Avere già lavorato per diversi anni a scuola non significa necessariamente sentirsi pronti davanti a una classe. Il passaggio dal sostegno al posto comune può mettere un docente di fronte a responsabilità diverse e restituirgli, almeno inizialmente, la stessa sensazione di spaesamento provata al suo primo ingresso in aula.
Non perché l’esperienza precedente non sia servita. Al contrario, il sostegno insegna spesso a osservare ciò che si nasconde dietro un comportamento, a non fermarsi davanti a quello che un bambino non riesce ancora a fare e a cercare strade differenti quando quella scelta inizialmente non funziona.
Sono competenze che non appartengono soltanto al rapporto con l’alunno con disabilità. Saper cambiare linguaggio, modificare un’attività e riconoscere una difficoltà prima che diventi una barriera può rivelarsi prezioso per tutta la classe.
Eppure il posto comune apre problemi nuovi. Non basta scegliere una pagina del libro o preparare una scheda. Occorre costruire un percorso, individuare gli obiettivi, trasformarli in attività accessibili, riconoscere i livelli di partenza e decidere quando proseguire.
Ed è qui che possono nascere le domande più difficili: hanno davvero capito? Chi non alza la mano sta seguendo oppure teme di ammettere di essere rimasto indietro? Quanto tempo bisogna dedicare a un argomento? E che cosa si può fare per aiutare chi ha bisogno di rallentare senza frenare chi è già pronto ad andare avanti?
La progettazione per un’intera classe richiede di tenere insieme punti di partenza, tempi e bisogni molto diversi. È una responsabilità che nessun esame universitario può trasformare automaticamente in esperienza pratica.
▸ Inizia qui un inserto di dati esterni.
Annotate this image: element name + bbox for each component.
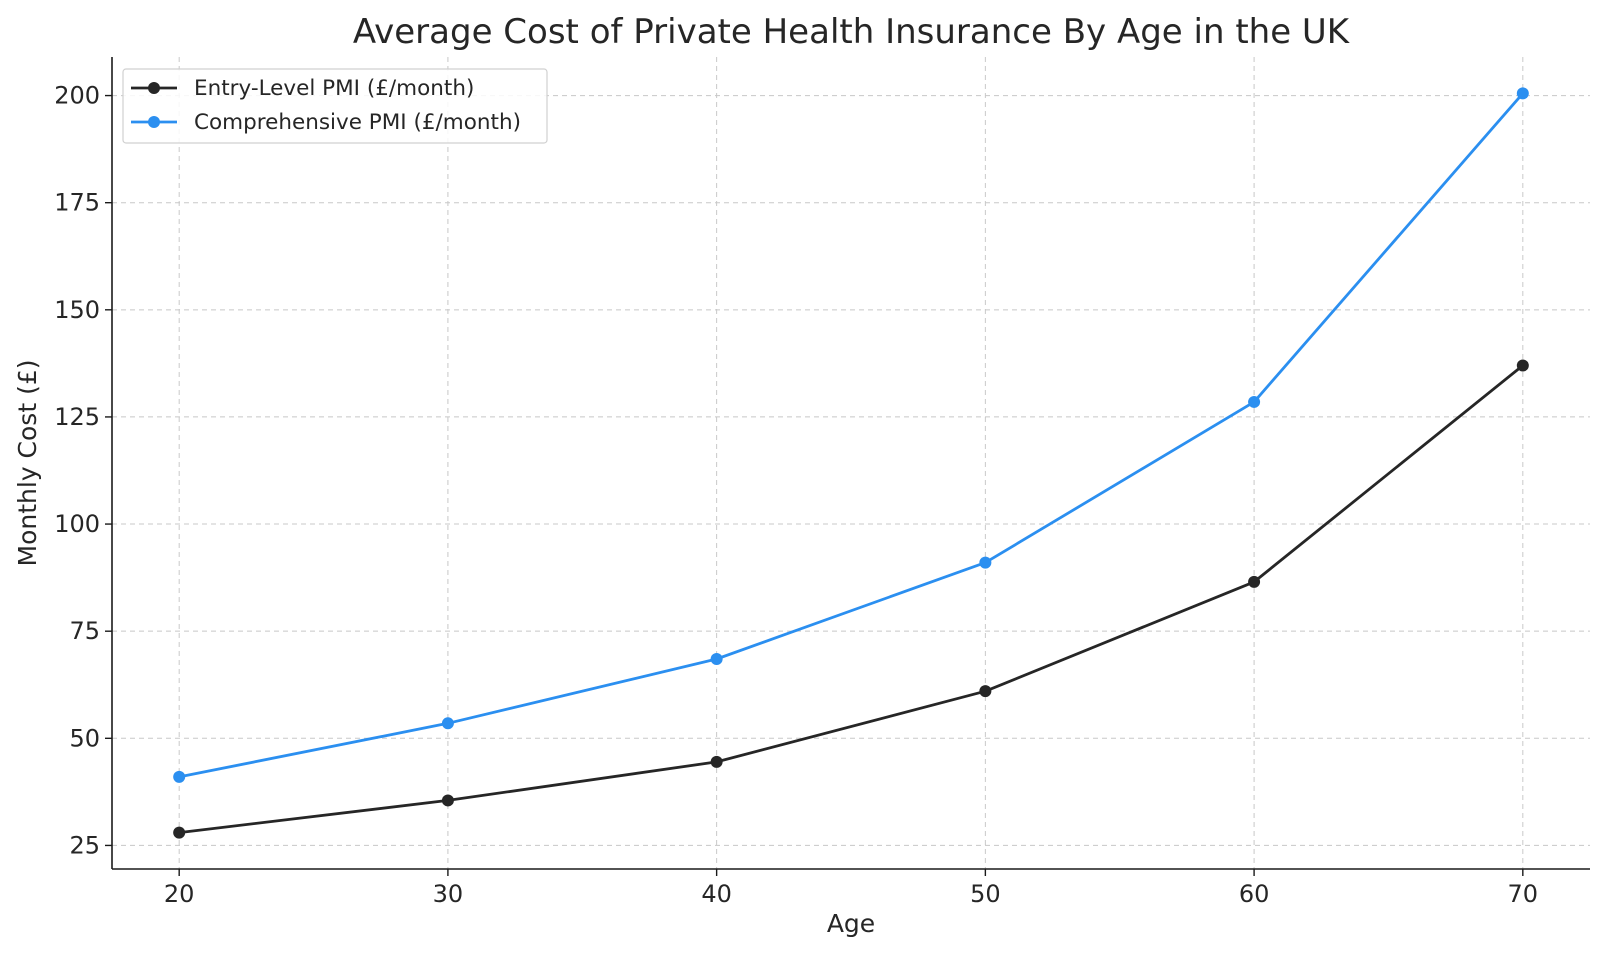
legend-frame	[122, 68, 548, 144]
x-tick-label: 20	[164, 880, 195, 908]
legend-swatch-marker	[148, 116, 160, 128]
data-point	[441, 717, 454, 730]
data-point	[1516, 87, 1529, 100]
data-point	[441, 794, 454, 807]
y-tick-label: 75	[69, 617, 100, 645]
grid-lines	[112, 57, 1590, 869]
series-line-1	[178, 92, 1524, 779]
legend-entry-comprehensive: Comprehensive PMI (£/month)	[131, 110, 521, 135]
data-point	[173, 826, 186, 839]
y-tick-label: 175	[54, 189, 100, 217]
x-axis-label: Age	[827, 909, 875, 938]
series-line-0	[179, 364, 1524, 834]
y-axis-label: Monthly Cost (£)	[13, 360, 42, 567]
series	[173, 87, 1529, 839]
y-tick-label: 125	[54, 403, 100, 431]
legend-entry-entry-level: Entry-Level PMI (£/month)	[131, 76, 474, 101]
ticks: 20 30 40 50 60 70 25 50 75 100 125 150 175 200	[54, 82, 1538, 908]
legend-swatch-marker	[148, 82, 160, 94]
y-tick-label: 25	[69, 831, 100, 859]
data-point	[1248, 575, 1261, 588]
legend-label: Comprehensive PMI (£/month)	[194, 110, 521, 135]
axes	[111, 57, 1590, 870]
x-tick-label: 50	[970, 880, 1001, 908]
y-tick-label: 200	[54, 82, 100, 110]
data-point	[979, 556, 992, 569]
data-point	[173, 770, 186, 783]
chart-title: Average Cost of Private Health Insurance…	[353, 12, 1351, 52]
y-tick-label: 150	[54, 296, 100, 324]
data-point	[710, 755, 723, 768]
data-point	[1516, 359, 1529, 372]
y-tick-label: 100	[54, 510, 100, 538]
data-point	[1248, 395, 1261, 408]
y-tick-label: 50	[69, 724, 100, 752]
legend: Entry-Level PMI (£/month) Comprehensive …	[122, 68, 548, 144]
x-tick-label: 60	[1239, 880, 1270, 908]
x-tick-label: 30	[433, 880, 464, 908]
data-point	[710, 653, 723, 666]
legend-label: Entry-Level PMI (£/month)	[194, 76, 474, 101]
data-point	[979, 685, 992, 698]
x-tick-label: 70	[1508, 880, 1539, 908]
x-tick-label: 40	[701, 880, 732, 908]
La teoria fornisce strumenti indispensabili, ma è davanti ai bambini che bisogna imparare quando utilizzarli, come modificarli e quando riconoscere che non stanno producendo il risultato sperato.
Anche la valutazione cambia prospettiva. Seguire contemporaneamente più di venti alunni significa provare a osservare progressi, difficoltà e regressioni senza avere la pretesa di riuscire a vedere tutto da soli.
Per questo il confronto con gli altri docenti non è un aiuto accessorio, ma una parte essenziale del lavoro. Gli occhi di un collega possono cogliere ciò che a un altro è sfuggito e restituire un’immagine più completa del percorso di ciascun bambino.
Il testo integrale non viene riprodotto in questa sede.